Saupoudrage halluciné du scintillement, l’œil pourtant est attiré par une nuée
oblique, lactée, comme un bourrelet cicatriciel doux au toucher.
Alma
vit-elle également dans la solitude, quelque part ? A-t-elle trouvé où
dormir et comment se préserver du froid ? Binh-Dû frissonne dans les
vêtements légers qui lui collent à la peau. Il creuse un trou dans le sable
mais cela ne va pas, la lumière est trop froide, il monte vers les arbres
chercher de la mousse et des feuilles sous lesquelles s’enfouir.
samedi 6 juillet 2019
6 janvier
Si c’est une île, il ne peut éprouver de honte. Il n’a pas à
se cacher. La solitude est le territoire de sa liberté, non un refuge. Mais si
c’était un continent il aurait besoin d’une carte. (Posons que l’ère des GPS
individuels appartient à un autre espace-temps, plus désolant que ne l’est un
désert.) Il déplierait sa carte sur le sol et évaluerait la possibilité d’atteindre
sa prochaine destination avant la nuit. Il serait pressé, il voudrait effacer
deux étapes en une seule fois, faire d’une pierre deux coups. (Il ferait fausse
route sans le savoir, en ne s’égarant pas, il concevrait sa marche comme une
série de coups vengeurs portés à la terre.) Il ne serait pas seul, ses
compagnons de voyage l’inciteraient à la modération, il les mépriserait, il
leur jetterait une paire de dés à la figure et se déterminerait en fonction du
résultat. Il serait fou. Il ne trouverait nulle part où fuir, toujours déçu.
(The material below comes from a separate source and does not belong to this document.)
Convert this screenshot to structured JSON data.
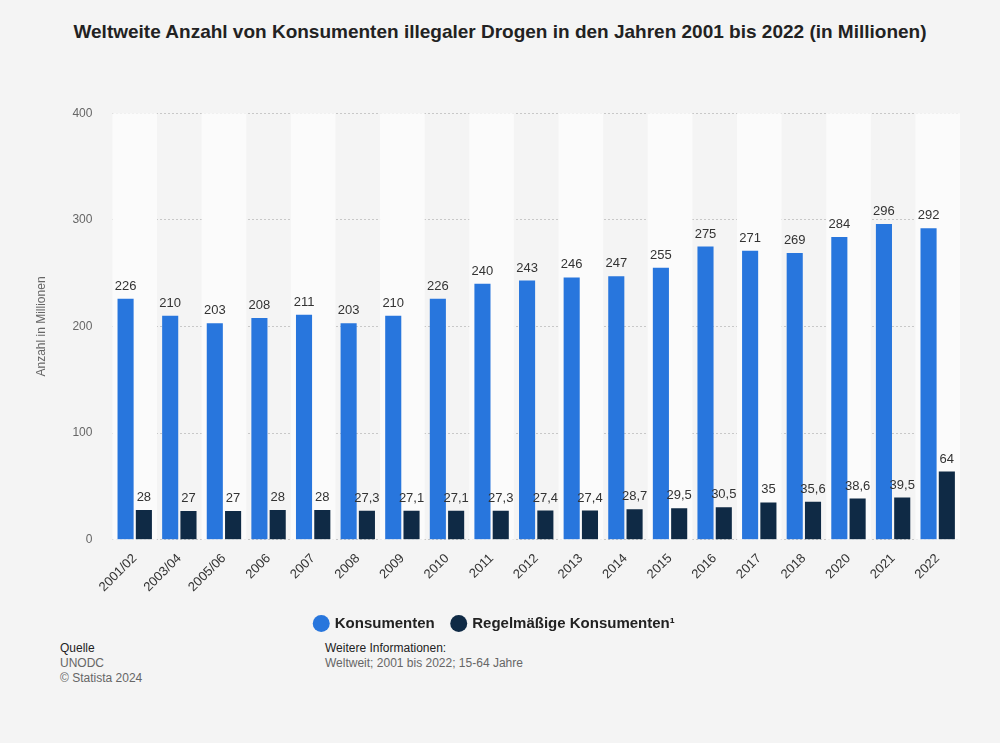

Alma bien sûr est tout juste un prétexte, d’aucuns doutent même de sa réalité.
Certains l’ont vu nourrir les cygnes – quand elle vivait au bord d’un fleuve –,
d’autres se souviennent qu’elle leur donnait des coups de pied. Elle n’était
pas d’un tempérament facile, concluent-ils dans un rire non dénué de fierté.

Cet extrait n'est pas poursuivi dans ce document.